The distributions of the different operation types of DS-CNN-3 and DS-CNN-4 models are shown in Fig. 4 
. Compared to the DS-CNN-3 model, DS-CNN-4 has higher proportion of DS-Conv
Ops, which has substantially lower throughput compared to other operation types as shown in Fig. 2 . This results in 30% reduction in the overall throughput and hence energy efficiency. Using Ops as a metric without considering the throughput of different operation types on the actual hardware may lead to sub-optimal efficiency. When performing fine-grained NN optimization, the operation type and dimensions should be considered for evaluating the network efficiency. The results we show in this work are based on a general purpose processor and the operation characteristics for other platforms (e.g. GPU, FPGA, DSP, accelerator) can be very different. Performance for different operation types, similar to results in Fig. 2 , can be pre-characterized for the target hardware platform and used for estimating the network efficiency.
MEMORY FOOTPRINT
System memory size is the other important limiting factor for running NNs on resource constrained devices. For example, typical microcontroller SoC have 100 KB -1 MB of flash (to store program binary and model weights) and 10-300 KB of SRAM (to store the activation data). The number of model parameters, which can be used as metric to quantify the compactness of a NN model, determines whether the model fits in the flash or not. However, it may not be a good metric for representing the total memory footprint, as it does not consider the activation data typically stored in the SRAM. The amount of activation data can be a significant part of the total memory footprint and will depend on the operation type as well. For example, Fig. 5 shows the memory footprint of four NN models for the keyword spotting application from [13] . The size of maximum concurrent activation data varies between 1% to 30% of the total memory footprint. : Memory footprint (total weights and maximum concurrent activation data) breakdown for four different types of models from [13] .

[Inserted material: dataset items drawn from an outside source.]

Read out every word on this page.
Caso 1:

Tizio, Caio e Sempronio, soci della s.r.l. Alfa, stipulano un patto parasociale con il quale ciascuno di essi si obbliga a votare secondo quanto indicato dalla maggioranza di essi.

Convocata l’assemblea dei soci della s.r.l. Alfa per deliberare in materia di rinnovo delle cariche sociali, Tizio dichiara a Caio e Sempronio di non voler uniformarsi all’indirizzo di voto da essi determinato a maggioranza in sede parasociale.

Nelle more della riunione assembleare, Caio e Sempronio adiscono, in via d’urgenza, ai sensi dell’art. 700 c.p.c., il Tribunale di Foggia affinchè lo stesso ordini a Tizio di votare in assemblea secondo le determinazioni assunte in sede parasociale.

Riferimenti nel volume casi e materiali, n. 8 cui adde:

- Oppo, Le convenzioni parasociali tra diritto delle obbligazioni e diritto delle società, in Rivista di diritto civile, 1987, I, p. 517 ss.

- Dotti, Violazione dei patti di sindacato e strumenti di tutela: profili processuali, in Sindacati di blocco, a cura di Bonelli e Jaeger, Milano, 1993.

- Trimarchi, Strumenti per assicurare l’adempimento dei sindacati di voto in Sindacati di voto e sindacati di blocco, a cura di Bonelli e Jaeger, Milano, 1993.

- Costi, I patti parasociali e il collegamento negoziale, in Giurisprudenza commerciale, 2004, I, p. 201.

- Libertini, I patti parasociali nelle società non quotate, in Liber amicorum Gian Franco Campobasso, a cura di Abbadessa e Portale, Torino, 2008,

Apart from operation types, NN topology can also affect the size of maximum concurrent activation data. Regular feed-forward network need to store only the input and output data of the current layer. If there are other feed-forward connections, such as in DenseNet [4] , the total number of concurrent activation data will increase. Also, some networks generated by automatic network architecture search can have many feed-forward connections [14] , which can substantially (∼10X) increase the size of the activation data.
The network optimization target in NN architecture exploration should be the total memory footprint instead of the number of parameters. During NN architecture exploration, total memory footprint can be estimated by the sum of the size of maximum concurrent activation data and the size of weight parameters. The maximum concurrent activation data can be obtained from the network graph and the execution order. The concurrent activation data, when executing an operation, will include the operation input, output, as well as other activation data (i.e. feed-forward edges) that are needed for the operation.
CONCLUSION
In this work, we show that the NN operation type has significant impact on system efficiency. The commonly used network design metrics -number of operations and parameters -need to be rethought as they may not accurately correlate with system design metrics such as energy efficiency and memory footprint. Experimental results on an off-the-shelf Arm Cortex-M microcontroller show that the energy per operation can vary up to 5X for different NN operation types. Network activation data, which are typically overlooked can also contribute to up to 30% of the total memory footprint. The network architecture exploration should account for both energy efficiency as well as total memory footprint to make the inference more efficient on resource constrained devices.